Samedi, 05 Novembre 2011 11:07

presseWafa Boujmil, journaliste et Salah Jaâfar, technicien observent depuis mardi 1 novembre une grève de la faim pour protester contre leur licenciement par le quotidien «Echourouk». Un sit-in de soutien a été observé vendredi par quelques journalistes, devant «Dar El Anwar», à Tunis.

Le Syndicat national des journalistes tunisiens (SNJT), le Syndicat de base de «Dar El-Anwar» et Le syndicat de l'information et de la culture (de l’UGTT) se sont concertés pour tenter de trouver une issue. Un événement affligeant, qui souligne, si besoin est, le délabrement de la presse tunisienne, et les conditions de travail des professionnels du secteur, censé représenter le 4 ème pouvoir.

Des magazines de 70 pages ont ainsi fonctionné avec une «équipe» de deux (oui 2) journalistes, et quelques pigistes payés au lance-pierre. Certains journaux de la place payent les articles de leurs collaborateurs à sept (oui 7) dinars la pièce. De nombreux «journaux électroniques» n’ont pour seule ressource qu’un unique journaliste pour alimenter leurs différentes rubriques. Les dépêches d’agence, le copier-coller, se chargeant de remplir le vide.

Les quelques plumes qui arrivent malgré tout miraculeusement à s’imposer, se retrouvent obligées, dans une logique de survie, à multiplier les piges à droite et à gauche, pour obtenir un revenu (presque) décent à la fin du mois. Parce que même les journalistes ont des loyers à payer, une famille à nourrir. Ainsi, n’est-il pas rares pour eux, d’en arriver à «pondre» une dizaine d’articles par semaine, publiés sous divers pseudonymes. Or il est clair qu’à ce stade, les papiers en question ne sauraient répondre aux critères minimaux de qualité que les Tunisiens sont en droit d’attendre de leur presse nationale.

Sous Ben Ali, détenir une autorisation de publier, la fameuse «rokhssa», garantissait l’accès à une corne d’abondance, via la pub de l’ATCE. C’est pour cela que la licence n’était attribuée qu’à la garde rapprochée du régime. Les flics des médias rapportaient les faits et gestes de leurs «collègues» au palais, et ils étaient donc grassement rétribués pour leurs activités para-journalistiques.  Peu importe le contenu de leurs publications, ils sont assurés de se faire leur pelote. Certains rédacteurs en chef parachutés à la tête des publications n’étaient ainsi pas capables d’aligner deux lignes. Mais ce n’est pas pour leurs compétences rédactionnelles qu’ils ont été embauchés. Les choses auraient-elles vraiment changé depuis la Révolution ? Rien n’est moins sûr.
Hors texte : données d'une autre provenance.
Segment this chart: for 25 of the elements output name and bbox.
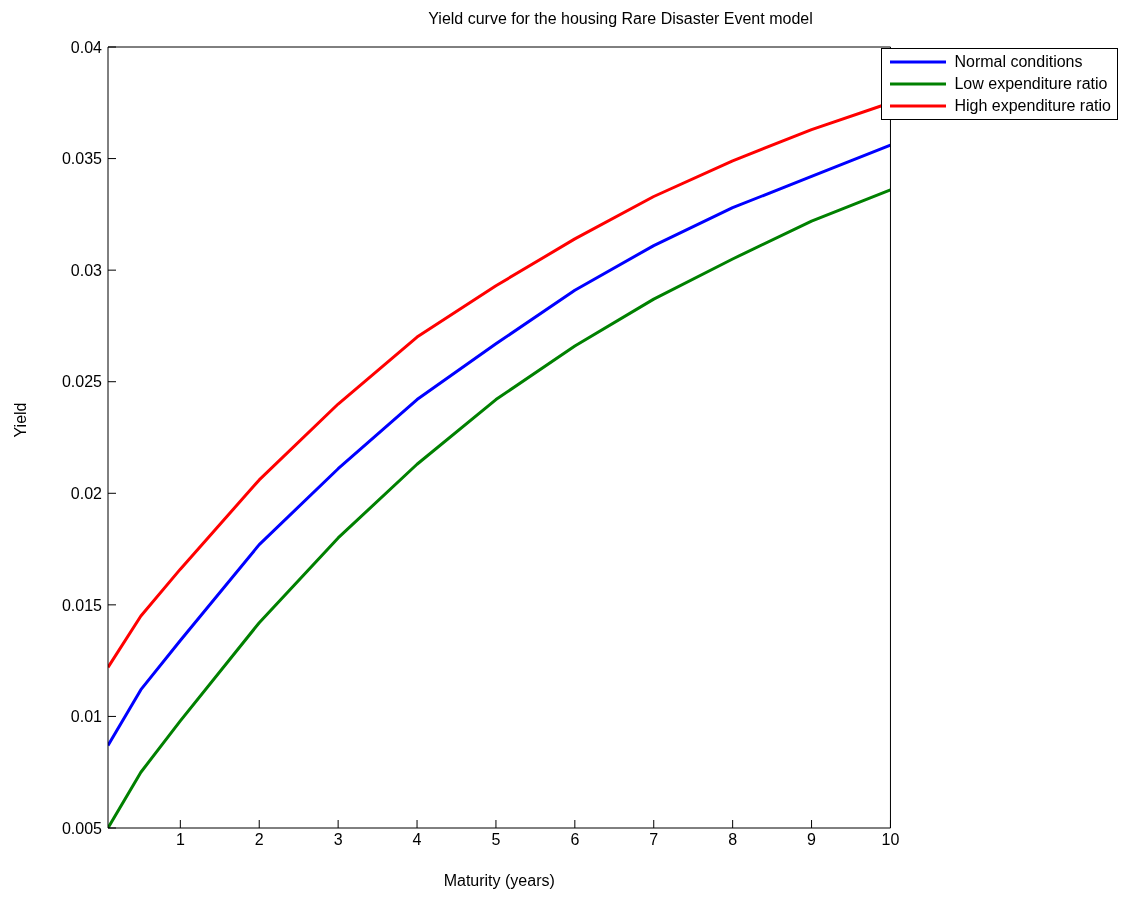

Les titres d’avant le 14 janvier continuent de drainer l’essentiel de la publicité. Que ce soit sur le web, ou dans la presse imprimée. Les réseaux mis en place sous la dictature continuent de fonctionner à plein régime. Le problème ? Une démocratie ne saurait fonctionner sans une presse digne de ce nom. Pour éviter à nos politiciens la corruption qu’entraîne trop souvent le pouvoir, rien ne vaut les garde-fous imposés par une presse libre, animée par des journalistes travaillant dans des conditions correctes. Or malheureusement, les éléments pathogènes qui ont gangrené le secteur sont toujours virulents. Les mêmes agissent dans les coulisses de nos chaînes de télévision, et on a vu ce que les dérives pouvaient occasionner comme tensions à la veille des élections. Les principaux titres de la presse imprimée continuent leur micmac, remplaçant seulement la photo de Ben Ali par les nouveaux arrivés.

La triste affaire de Wafa Boujmil  (major de sa promotion à l’Institut de la Presse et des Sciences de l’Information) et de Salah Jaâfar, aura le mérite d’attirer l’attention des Tunisiens sur ces réalités indignes d’un pays démocratique. Reste à espérer que nos élus aient réellement la volonté de se pencher sur les milliers de Wafa Boujmil, spoliés par les dictateurs médiatiques toujours pas déboulonnés.